June 4, 2014
Let the community get on with it
Why anyone would imagine that a large national charity – even one with a remit to protect and promote Scotland’s cultural heritage – could ever succeed in overseeing the development of a small island community is a bit of a mystery. But National Trust for Scotland has been trying to do just that for the past decade and spent £10m in the process. The result has been a lot of local acrimony with families leaving the island rather than joining it. Perhaps lessons from elsewhere will eventually start to be heeded.
The National Trust for Scotland (NTS) should no longer be directly involved in trying to grow Canna’s population despite owning the island, a new report warns.
The conservation charity, which has invested £10 million in the Inner Hebridean island over the past decade, has been “bruised” by local community acrimony, the internal review says.
Four families have settled on Canna only to uproot themselves, pointing the finger publicly at the NTS’s management.
The population had dropped to 11 but with the arrival of two families has now gone back up to 18.
The document says that for a stable community to be sustained, there should be no fewer than 30 people with a normal age spread.

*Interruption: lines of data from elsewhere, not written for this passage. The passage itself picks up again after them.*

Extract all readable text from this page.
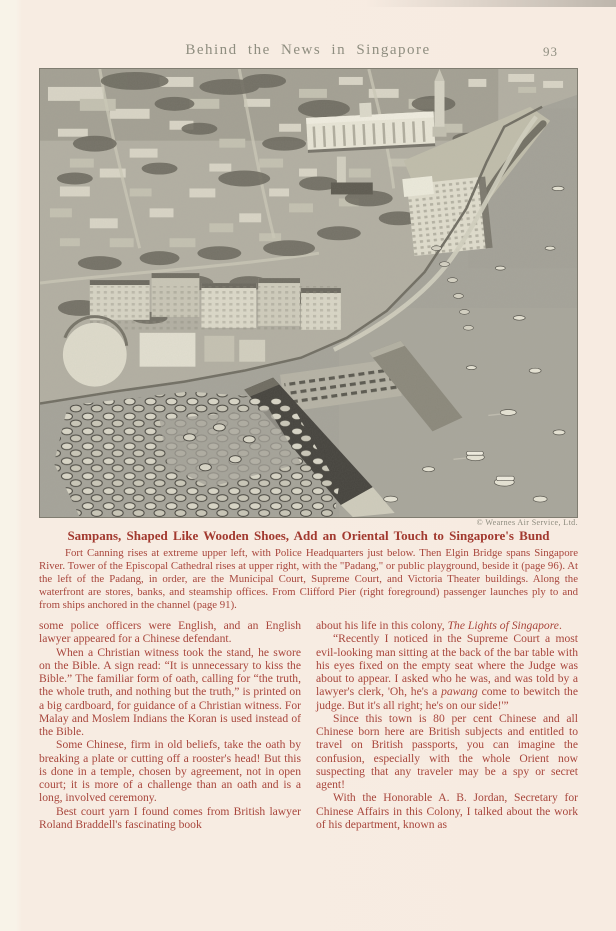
Behind the News in Singapore	93
© Wearnes Air Service, Ltd.
Sampans, Shaped Like Wooden Shoes, Add an Oriental Touch to Singapore's Bund
Fort Canning rises at extreme upper left, with Police Headquarters just below. Then Elgin Bridge spans Singapore River. Tower of the Episcopal Cathedral rises at upper right, with the "Padang," or public playground, beside it (page 96). At the left of the Padang, in order, are the Municipal Court, Supreme Court, and Victoria Theater buildings. Along the waterfront are stores, banks, and steamship offices. From Clifford Pier (right foreground) passenger launches ply to and from ships anchored in the channel (page 91).

some police officers were English, and an English lawyer appeared for a Chinese defendant.

When a Christian witness took the stand, he swore on the Bible. A sign read: “It is unnecessary to kiss the Bible.” The familiar form of oath, calling for “the truth, the whole truth, and nothing but the truth,” is printed on a big cardboard, for guidance of a Christian witness. For Malay and Moslem Indians the Koran is used instead of the Bible.

Some Chinese, firm in old beliefs, take the oath by breaking a plate or cutting off a rooster's head! But this is done in a temple, chosen by agreement, not in open court; it is more of a challenge than an oath and is a long, involved ceremony.

Best court yarn I found comes from British lawyer Roland Braddell's fascinating book

about his life in this colony, The Lights of Singapore.

“Recently I noticed in the Supreme Court a most evil-looking man sitting at the back of the bar table with his eyes fixed on the empty seat where the Judge was about to appear. I asked who he was, and was told by a lawyer's clerk, 'Oh, he's a pawang come to bewitch the judge. But it's all right; he's on our side!'”

Since this town is 80 per cent Chinese and all Chinese born here are British subjects and entitled to travel on British passports, you can imagine the confusion, especially with the whole Orient now suspecting that any traveler may be a spy or secret agent!

With the Honorable A. B. Jordan, Secretary for Chinese Affairs in this Colony, I talked about the work of his department, known as
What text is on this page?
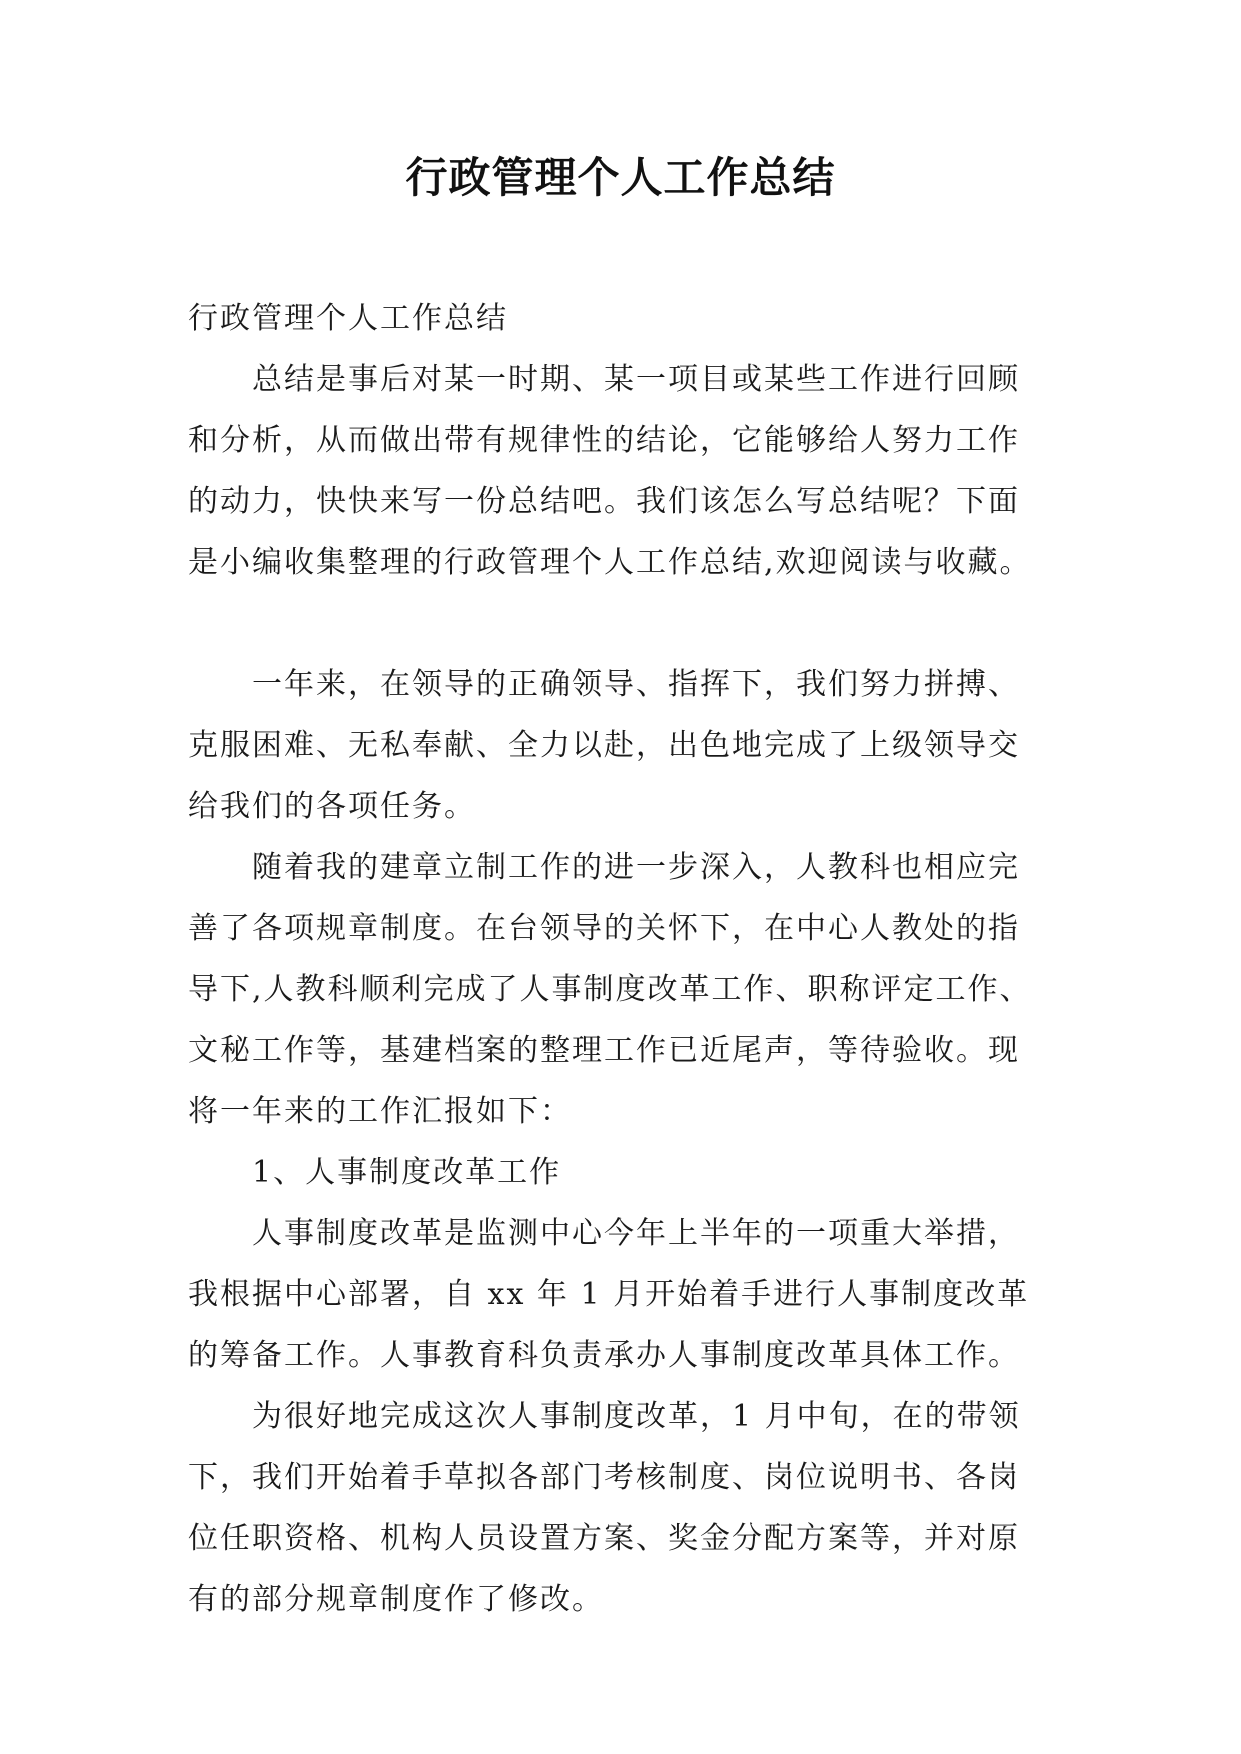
行政管理个人工作总结
行政管理个人工作总结
总结是事后对某一时期、某一项目或某些工作进行回顾
和分析，从而做出带有规律性的结论，它能够给人努力工作
的动力，快快来写一份总结吧。我们该怎么写总结呢？下面
是小编收集整理的行政管理个人工作总结,欢迎阅读与收藏。
一年来，在领导的正确领导、指挥下，我们努力拼搏、
克服困难、无私奉献、全力以赴，出色地完成了上级领导交
给我们的各项任务。
随着我的建章立制工作的进一步深入，人教科也相应完
善了各项规章制度。在台领导的关怀下，在中心人教处的指
导下,人教科顺利完成了人事制度改革工作、职称评定工作、
文秘工作等，基建档案的整理工作已近尾声，等待验收。现
将一年来的工作汇报如下：
1、人事制度改革工作
人事制度改革是监测中心今年上半年的一项重大举措，
我根据中心部署，自 xx 年 1 月开始着手进行人事制度改革
的筹备工作。人事教育科负责承办人事制度改革具体工作。
为很好地完成这次人事制度改革，1 月中旬，在的带领
下，我们开始着手草拟各部门考核制度、岗位说明书、各岗
位任职资格、机构人员设置方案、奖金分配方案等，并对原
有的部分规章制度作了修改。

It adds the NTS can claim success in the recovery of the seabird population and the restoration of Canna House’s garden.
However, it is set to keep out of future attempts to attract new residents with the report recommending a new forum between the NTS and the islanders on the Canna Community Development Trust (CCDT). It says: “This will specifically exclude the Trust from ‘engineering’ a community development strategy given previous events.
“The residents themselves will take primary responsibility for their own future development and any expansion of the community.”
The report says the NTS “has stuttered through several failed attempts to grow the population and achieve a stable social mix of residents, and been forced to deal with the resulting fall-out.”
It finds there was a “natural tension” because the Trust was both landlord and employer “and the sometimes hard decisions the Trust had to make as the latter”.
But it also identifies one of the causes of dissent and bitterness had been perceived “favouritism for the ‘native’ residents, whereas incomers have received short-term contracts of employment and/or limited tenures or leases”.
It describes the relationship with community as the “Achilles heel”.
Dr John Lorne Campbell had bought Canna in 1938 and he and his wife, Margaret Fay Shaw, moved into Canna House and remained until their deaths. They built up a unique collection of papers, audio recordings and publications which preserved what was then a disappearing Gaelic language and tradition. The island was donated to the NTS in 1981.
The report recommends the NTS consider the creation of new crofts, returning decrofted sites to crofting, or creating smallholdings, “with the purpose of strengthening the island community and supporting incoming families”.
The vacant post of the resident Property Manager should be discontinued. There should also be review the role of the Canna House archivist, as the present incumbent is due to retire.
The NTS has resolved to develop a comprehensive conservation plan for the house and its unique collection of Gaelic archives.
Geraldine MacKinnon, whose family have been on Canna since the 18th century, chairs the CCDT. She said: “It is quite a good document. I don’t think there is anything that we can’t work round and there is enough in it to provide a basis for working on future development.”
Patrick Duffy, the NTS Director of Property and Visitor Services said the review has helped it learn lessons and set out “the potential for a future course based on co-operation”.